ChatGPT beats Gemini in recent generative AI SEO test 

ChatGPT gives SEO marketers more human-like responses to queries, while Gemini explains technical SEO better in generative AI test.

Retail marketers have likely tapped generative artificial intelligence tools ChatGPT and Google Gemini in the past year to help them with their tasks, including search engine optimization.  

The large language models are valuable tools to help give guidance, finds B2B media agency DesignRush in a recent test. But, ChatGPT beat Gemini in providing more usable examples, while Gemini’s answers were more surface level in some strategy questions. 

“From tone and teaching clarity to aligning content to user intent, ChatGPT edged out Gemini in most content-focused areas, especially where it needed to ‘think like an SEO expert,’ not just recite facts,” according to the report.  

DesignRush asked each generative AI tool 30 SEO questions relating to keyword strategy, technical SEO, content strategy, large language model integration and future readiness. DesignRush’s SEO team judged each response for accuracy, clarity and usefulness.

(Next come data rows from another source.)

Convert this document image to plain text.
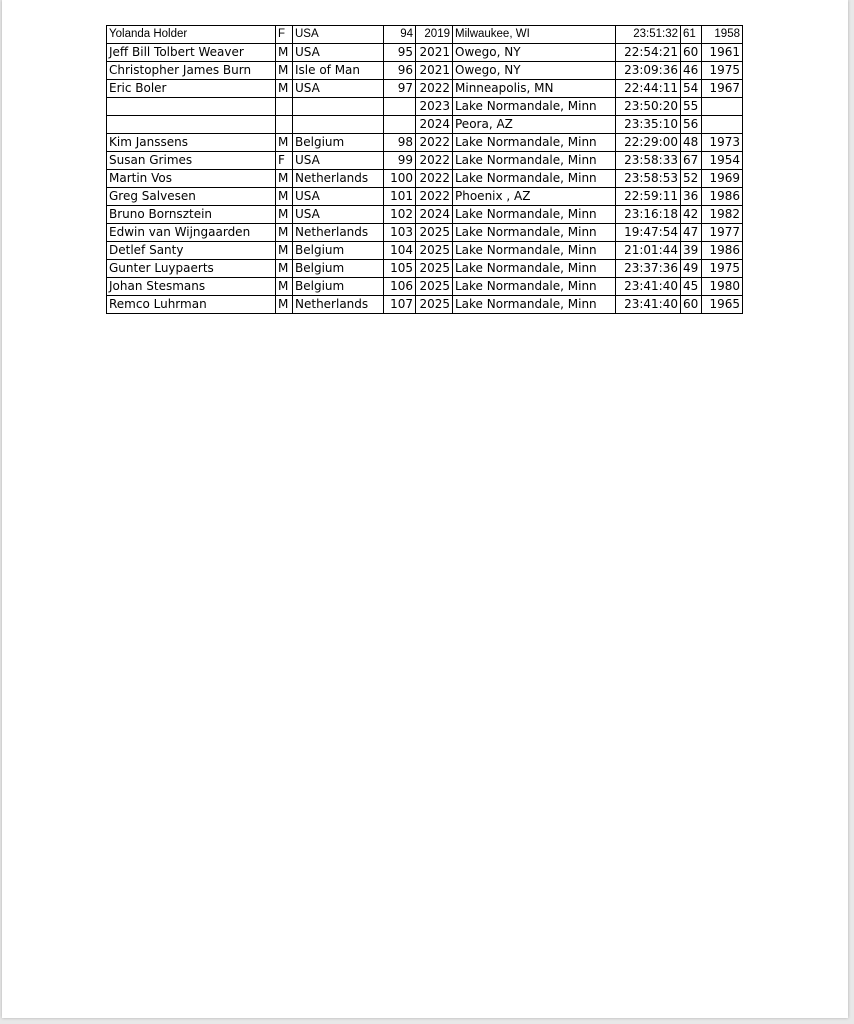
Yolanda Holder	F	USA	94	2019	Milwaukee, WI	23:51:32	61	1958
Jeff Bill Tolbert Weaver	M	USA	95	2021	Owego, NY	22:54:21	60	1961
Christopher James Burn	M	Isle of Man	96	2021	Owego, NY	23:09:36	46	1975
Eric Boler	M	USA	97	2022	Minneapolis, MN	22:44:11	54	1967
				2023	Lake Normandale, Minn	23:50:20	55	
				2024	Peora, AZ	23:35:10	56	
Kim Janssens	M	Belgium	98	2022	Lake Normandale, Minn	22:29:00	48	1973
Susan Grimes	F	USA	99	2022	Lake Normandale, Minn	23:58:33	67	1954
Martin Vos	M	Netherlands	100	2022	Lake Normandale, Minn	23:58:53	52	1969
Greg Salvesen	M	USA	101	2022	Phoenix , AZ	22:59:11	36	1986
Bruno Bornsztein	M	USA	102	2024	Lake Normandale, Minn	23:16:18	42	1982
Edwin van Wijngaarden	M	Netherlands	103	2025	Lake Normandale, Minn	19:47:54	47	1977
Detlef Santy	M	Belgium	104	2025	Lake Normandale, Minn	21:01:44	39	1986
Gunter Luypaerts	M	Belgium	105	2025	Lake Normandale, Minn	23:37:36	49	1975
Johan Stesmans	M	Belgium	106	2025	Lake Normandale, Minn	23:41:40	45	1980
Remco Luhrman	M	Netherlands	107	2025	Lake Normandale, Minn	23:41:40	60	1965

Out of 30 prompts, the LLMs tied 19 times. ChatGPT had seven “strong wins” and four of its responses needed improvement. Gemini had the inverse: four strong winning responses and seven that needed improvement.  

Here’s which generative AI tool DesignRush recommends for various SEO tasks

  • Explaining SEO to a client: ChatGPT 
  • Creating content briefs: ChatGPT 
  • Writing how-to articles: Either 
  • FAQs and schema markup: Gemini 
  • Reviewing sitemap/robots.txt: Gemini 
  • Brainstorming blog ideas: ChatGPT 
  • Comparing ranking factors: Gemini    

Details and goals of the generative AI SEO test

Today, retail marketers need to think about how to show up in AI summary results, not just at the top of Google’s results. Both tools can provide helpful tips to questions related to, “How can my business show up in ChatGPT or Gemini answers?” But Gemini (owned by Google) leaned more into Google’s view with its repose, while ChatGPT gave better real-world tips, according to the report.

Example questions from the SEO test included: 

  • What’s link building? 
  • What is keyword proximity? 
  • How does content fit into the funnel? 
  • What is robots meta tag? 
  • How do we prove SEO’s value with all these AI tools around? 

 The goal for the test was to ask the tools foundational and repeatable SEO tasks, which are often the ones employees delegate to AI tools or use to train junior team members.

“The goal was to test how useful the models are in real SEO workflows, not how well they solve a unique ranking problem, which still requires human strategy,” said Anonta Khan, digital public relations manager at DesignRush.

Neither tool can catch what a marketing strategist can, such as broken schema, misused tags, or content gaps that matter, said Robin Fishley, SEO director at DesignRush. The tools were just tools, and retailers still need human marketers to connect the dots.